For graduates of Chemeketa’s program, recidivism rates are about 20% lower than the state’s average, the school said.
Rice-Minus with Prison Fellowship noted since the nature of the Second Chance program is “experimental,” it was assumed those pilot sites would not be permanent, but now with the passage of the omnibus bill, all eligible incarcerated students in the nation will have access to Pell Grants regardless of their sentences or the crimes they have committed.

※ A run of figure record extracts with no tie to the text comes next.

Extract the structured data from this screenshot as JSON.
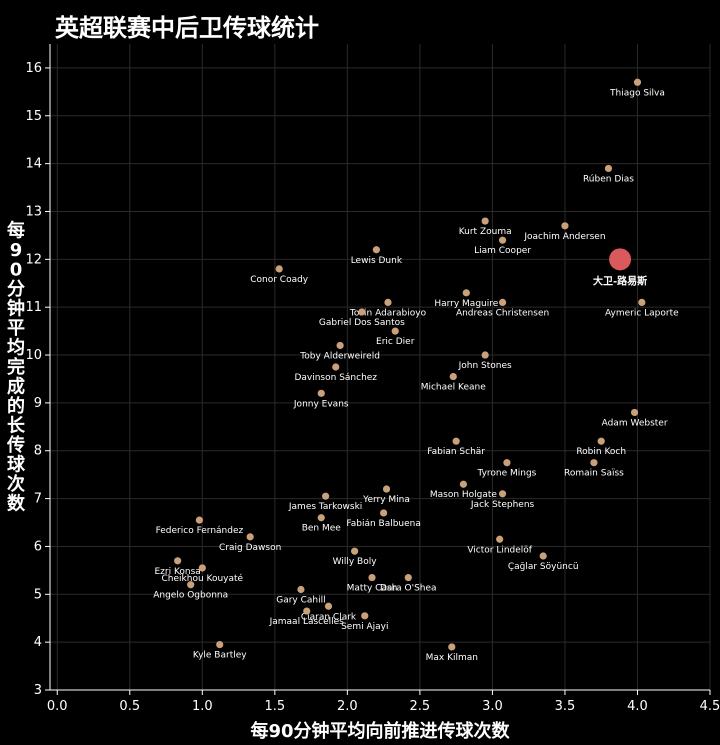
{
  "chart_data": {
    "type": "scatter",
    "title": "英超联赛中后卫传球统计",
    "xlabel": "每90分钟平均向前推进传球次数",
    "ylabel": "每90分钟平均完成的长传球次数",
    "xlim": [
      -0.05,
      4.5
    ],
    "ylim": [
      3,
      16.5
    ],
    "xticks": [
      "0.0",
      "0.5",
      "1.0",
      "1.5",
      "2.0",
      "2.5",
      "3.0",
      "3.5",
      "4.0",
      "4.5"
    ],
    "yticks": [
      "3",
      "4",
      "5",
      "6",
      "7",
      "8",
      "9",
      "10",
      "11",
      "12",
      "13",
      "14",
      "15",
      "16"
    ],
    "grid": true,
    "point_color": "#c9a07a",
    "highlight_color": "#d9595c",
    "highlight": {
      "name": "大卫-路易斯",
      "x": 3.88,
      "y": 12.0
    },
    "points": [
      {
        "name": "Thiago Silva",
        "x": 4.0,
        "y": 15.7
      },
      {
        "name": "Rúben Dias",
        "x": 3.8,
        "y": 13.9
      },
      {
        "name": "Kurt Zouma",
        "x": 2.95,
        "y": 12.8
      },
      {
        "name": "Joachim Andersen",
        "x": 3.5,
        "y": 12.7
      },
      {
        "name": "Liam Cooper",
        "x": 3.07,
        "y": 12.4
      },
      {
        "name": "Lewis Dunk",
        "x": 2.2,
        "y": 12.2
      },
      {
        "name": "Conor Coady",
        "x": 1.53,
        "y": 11.8
      },
      {
        "name": "Harry Maguire",
        "x": 2.82,
        "y": 11.3
      },
      {
        "name": "Andreas Christensen",
        "x": 3.07,
        "y": 11.1
      },
      {
        "name": "Aymeric Laporte",
        "x": 4.03,
        "y": 11.1
      },
      {
        "name": "Tosin Adarabioyo",
        "x": 2.28,
        "y": 11.1
      },
      {
        "name": "Gabriel Dos Santos",
        "x": 2.1,
        "y": 10.9
      },
      {
        "name": "Eric Dier",
        "x": 2.33,
        "y": 10.5
      },
      {
        "name": "Toby Alderweireld",
        "x": 1.95,
        "y": 10.2
      },
      {
        "name": "John Stones",
        "x": 2.95,
        "y": 10.0
      },
      {
        "name": "Davinson Sánchez",
        "x": 1.92,
        "y": 9.75
      },
      {
        "name": "Michael Keane",
        "x": 2.73,
        "y": 9.55
      },
      {
        "name": "Jonny Evans",
        "x": 1.82,
        "y": 9.2
      },
      {
        "name": "Adam Webster",
        "x": 3.98,
        "y": 8.8
      },
      {
        "name": "Fabian Schär",
        "x": 2.75,
        "y": 8.2
      },
      {
        "name": "Robin Koch",
        "x": 3.75,
        "y": 8.2
      },
      {
        "name": "Tyrone Mings",
        "x": 3.1,
        "y": 7.75
      },
      {
        "name": "Romain Saïss",
        "x": 3.7,
        "y": 7.75
      },
      {
        "name": "Mason Holgate",
        "x": 2.8,
        "y": 7.3
      },
      {
        "name": "Yerry Mina",
        "x": 2.27,
        "y": 7.2
      },
      {
        "name": "Jack Stephens",
        "x": 3.07,
        "y": 7.1
      },
      {
        "name": "James Tarkowski",
        "x": 1.85,
        "y": 7.05
      },
      {
        "name": "Ben Mee",
        "x": 1.82,
        "y": 6.6
      },
      {
        "name": "Fabián Balbuena",
        "x": 2.25,
        "y": 6.7
      },
      {
        "name": "Federico Fernández",
        "x": 0.98,
        "y": 6.55
      },
      {
        "name": "Craig Dawson",
        "x": 1.33,
        "y": 6.2
      },
      {
        "name": "Victor Lindelöf",
        "x": 3.05,
        "y": 6.15
      },
      {
        "name": "Willy Boly",
        "x": 2.05,
        "y": 5.9
      },
      {
        "name": "Çağlar Söyüncü",
        "x": 3.35,
        "y": 5.8
      },
      {
        "name": "Ezri Konsa",
        "x": 0.83,
        "y": 5.7
      },
      {
        "name": "Cheikhou Kouyaté",
        "x": 1.0,
        "y": 5.55
      },
      {
        "name": "Angelo Ogbonna",
        "x": 0.92,
        "y": 5.2
      },
      {
        "name": "Dara O'Shea",
        "x": 2.42,
        "y": 5.35
      },
      {
        "name": "Matty Cash",
        "x": 2.17,
        "y": 5.35
      },
      {
        "name": "Gary Cahill",
        "x": 1.68,
        "y": 5.1
      },
      {
        "name": "Ciaran Clark",
        "x": 1.87,
        "y": 4.75
      },
      {
        "name": "Jamaal Lascelles",
        "x": 1.72,
        "y": 4.65
      },
      {
        "name": "Semi Ajayi",
        "x": 2.12,
        "y": 4.55
      },
      {
        "name": "Max Kilman",
        "x": 2.72,
        "y": 3.9
      },
      {
        "name": "Kyle Bartley",
        "x": 1.12,
        "y": 3.95
      }
    ]
  }
}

“We know from abundant research that incarcerated and formerly incarcerated students are some of the most eager, hardest-working and highest achieving students,” said Deb Arthur, a professor with Portland State University. She has taught students at Coffee Creek Correctional Facility, Oregon’s only women’s prison. “[I]t is a boon not only for individual students to be able to access the transformation that comes from higher education, but also for PSU to be able to invite and welcome these talented and diverse students.”
Arthur said once Pell eligibility takes effect for incarcerated students, the students “will be able to pay tuition, and then our program has a solid funding base.”
The bill may not take effect until July 2023 at the latest.
“The department, and the secretary, has latitude for early implementation … which would allow them to expedite that if the practices and processes and procedures can be put into place,” Scott Stump, Assistant Secretary for Career, Technical and Adult Education in the U.S. Department of Education, said Wednesday.
Stump said state departments of correction and other entities with oversight of prisons will now need to be a part of the approval process for Pell Grant eligibility.
“That’s what our Federal Student Aid office will need to provide technical assistance on to really create a new process to ensure that the programs are operating in the best interests of students,” Stump said. “But that may be something that could take a bit of time.”